Soon after the early days of the Cold War, referring to WMDs fell out of vogue, as the United States was massively stockpiling nuclear weapons, and preferred to call them "strategic weapons" for PR purposes. The term lay dormant for decades, until it was revived in 1990 by members of the Clinton Administration during the Gulf War. Here, the term was used to refer to chemical weapons being manufactured by Saddam Hussein in Iraq.

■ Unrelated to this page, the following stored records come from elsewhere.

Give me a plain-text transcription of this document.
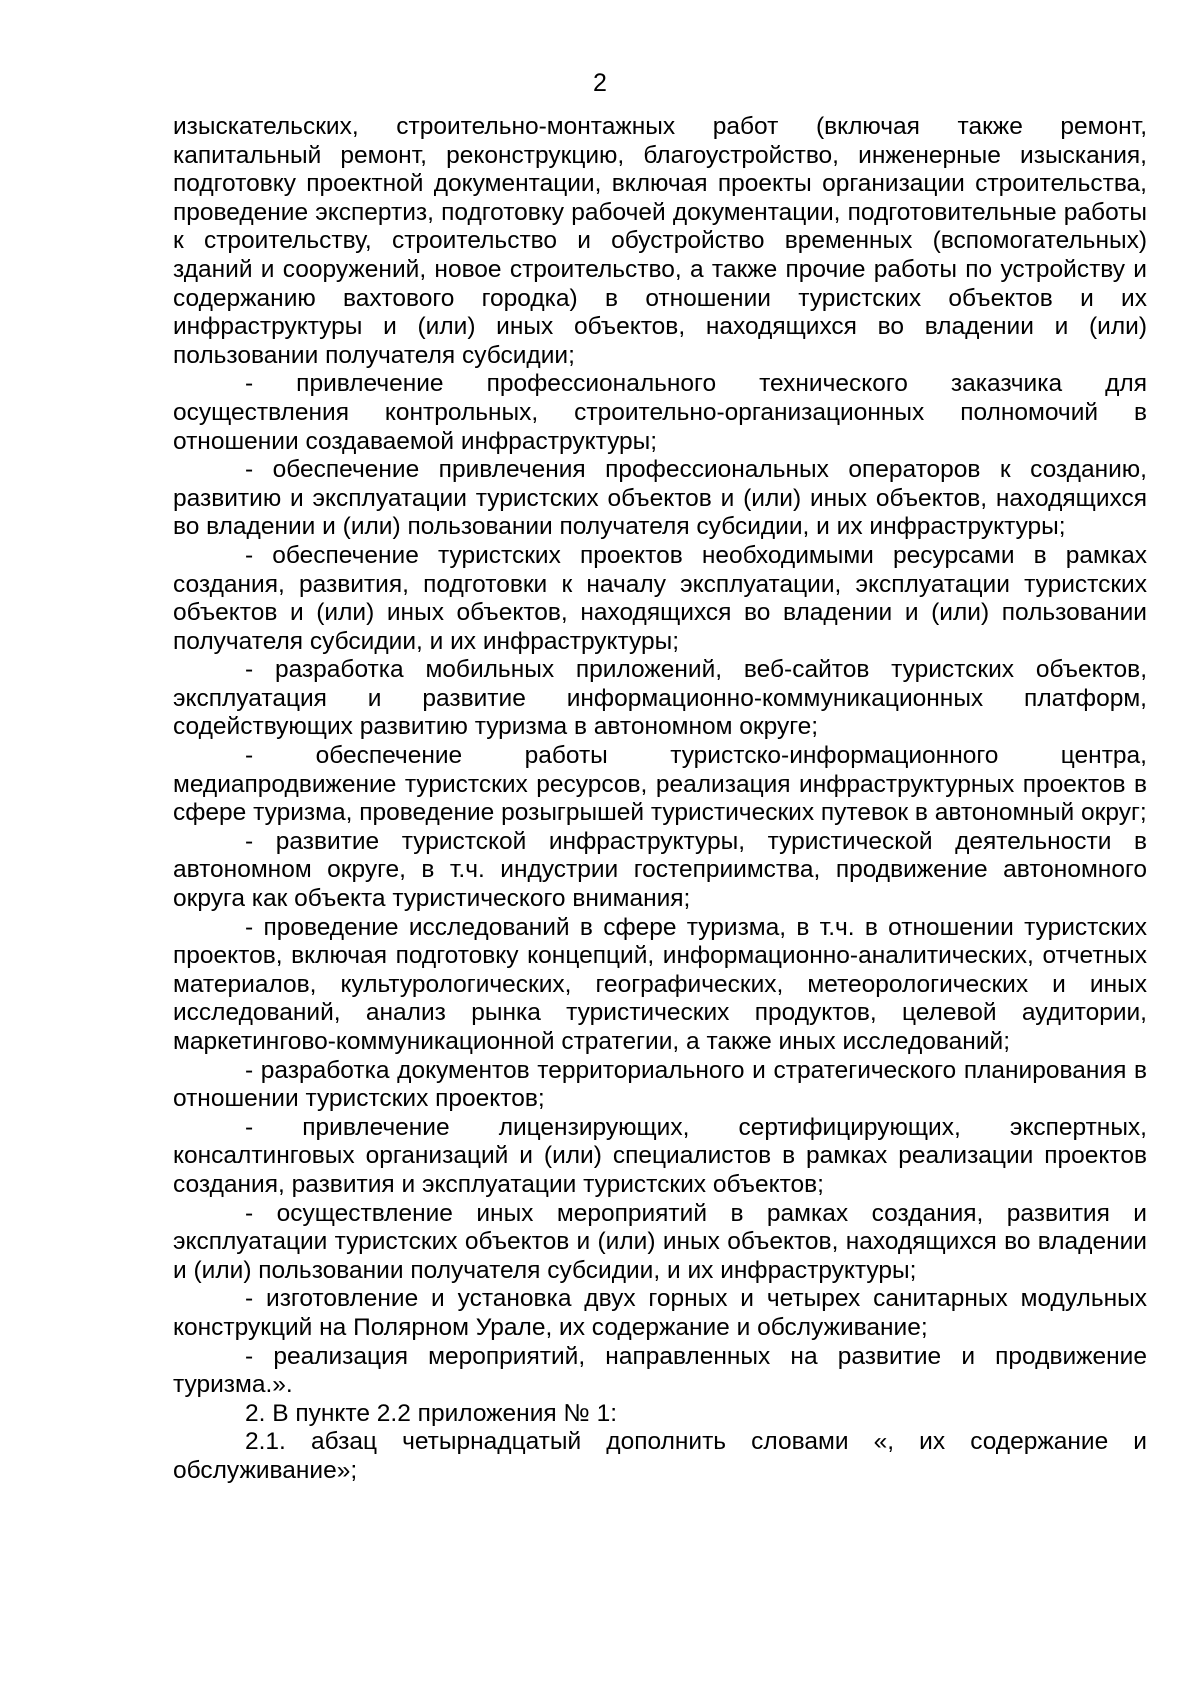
2

изыскательских, строительно-монтажных работ (включая также ремонт, капитальный ремонт, реконструкцию, благоустройство, инженерные изыскания, подготовку проектной документации, включая проекты организации строительства, проведение экспертиз, подготовку рабочей документации, подготовительные работы к строительству, строительство и обустройство временных (вспомогательных) зданий и сооружений, новое строительство, а также прочие работы по устройству и содержанию вахтового городка) в отношении туристских объектов и их инфраструктуры и (или) иных объектов, находящихся во владении и (или) пользовании получателя субсидии;

- привлечение профессионального технического заказчика для осуществления контрольных, строительно-организационных полномочий в отношении создаваемой инфраструктуры;

- обеспечение привлечения профессиональных операторов к созданию, развитию и эксплуатации туристских объектов и (или) иных объектов, находящихся во владении и (или) пользовании получателя субсидии, и их инфраструктуры;

- обеспечение туристских проектов необходимыми ресурсами в рамках создания, развития, подготовки к началу эксплуатации, эксплуатации туристских объектов и (или) иных объектов, находящихся во владении и (или) пользовании получателя субсидии, и их инфраструктуры;

- разработка мобильных приложений, веб-сайтов туристских объектов, эксплуатация и развитие информационно-коммуникационных платформ, содействующих развитию туризма в автономном округе;

- обеспечение работы туристско-информационного центра, медиапродвижение туристских ресурсов, реализация инфраструктурных проектов в сфере туризма, проведение розыгрышей туристических путевок в автономный округ;

- развитие туристской инфраструктуры, туристической деятельности в автономном округе, в т.ч. индустрии гостеприимства, продвижение автономного округа как объекта туристического внимания;

- проведение исследований в сфере туризма, в т.ч. в отношении туристских проектов, включая подготовку концепций, информационно-аналитических, отчетных материалов, культурологических, географических, метеорологических и иных исследований, анализ рынка туристических продуктов, целевой аудитории, маркетингово-коммуникационной стратегии, а также иных исследований;

- разработка документов территориального и стратегического планирования в отношении туристских проектов;

- привлечение лицензирующих, сертифицирующих, экспертных, консалтинговых организаций и (или) специалистов в рамках реализации проектов создания, развития и эксплуатации туристских объектов;

- осуществление иных мероприятий в рамках создания, развития и эксплуатации туристских объектов и (или) иных объектов, находящихся во владении и (или) пользовании получателя субсидии, и их инфраструктуры;

- изготовление и установка двух горных и четырех санитарных модульных конструкций на Полярном Урале, их содержание и обслуживание;

- реализация мероприятий, направленных на развитие и продвижение туризма.».

2. В пункте 2.2 приложения № 1:

2.1. абзац четырнадцатый дополнить словами «, их содержание и обслуживание»;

WMDs as a term acquired a more controversial flavor in 2003, when members of the Bush administration said that weapons of mass destruction were likely being produced by Iraq and could be used to threaten the world community. This was used as justification for the 2003 invasion of Iraq. No WMDs were found. Because of its constant use, the American Dialect Society voted WMD the word of the year in 2002, and in 2003 Lake Superior State University added WMD to its list of terms banished for "Mis-use, Over-use and General Uselessness".


There is much controversy over which weapons should be regarded as WMDs and which shouldn't. The US FBI defined a WMD as, "A weapon crosses the WMD threshold when the consequences of its release overwhelm local responders," a very broad definition indeed, which can refer to anything from mortar rounds to enough pistols. Some weapons experts have argued that only nuclear weapons are true weapons of mass destruction, being substantially more devastating than chemical, biological, and radiological weapons to date.

Numerous international treaties ban or restrict the use of certain weapons of mass destruction, including the Partial Test Ban Treaty, Outer Space Treaty, Nuclear Non-Proliferation Treaty (NPT), Seabed Arms Control Treaty, Comprehensive Test Ban Treaty (CTBT), Biological and Toxin Weapons Convention (BWC), and the Chemical Weapons Convention (CWC).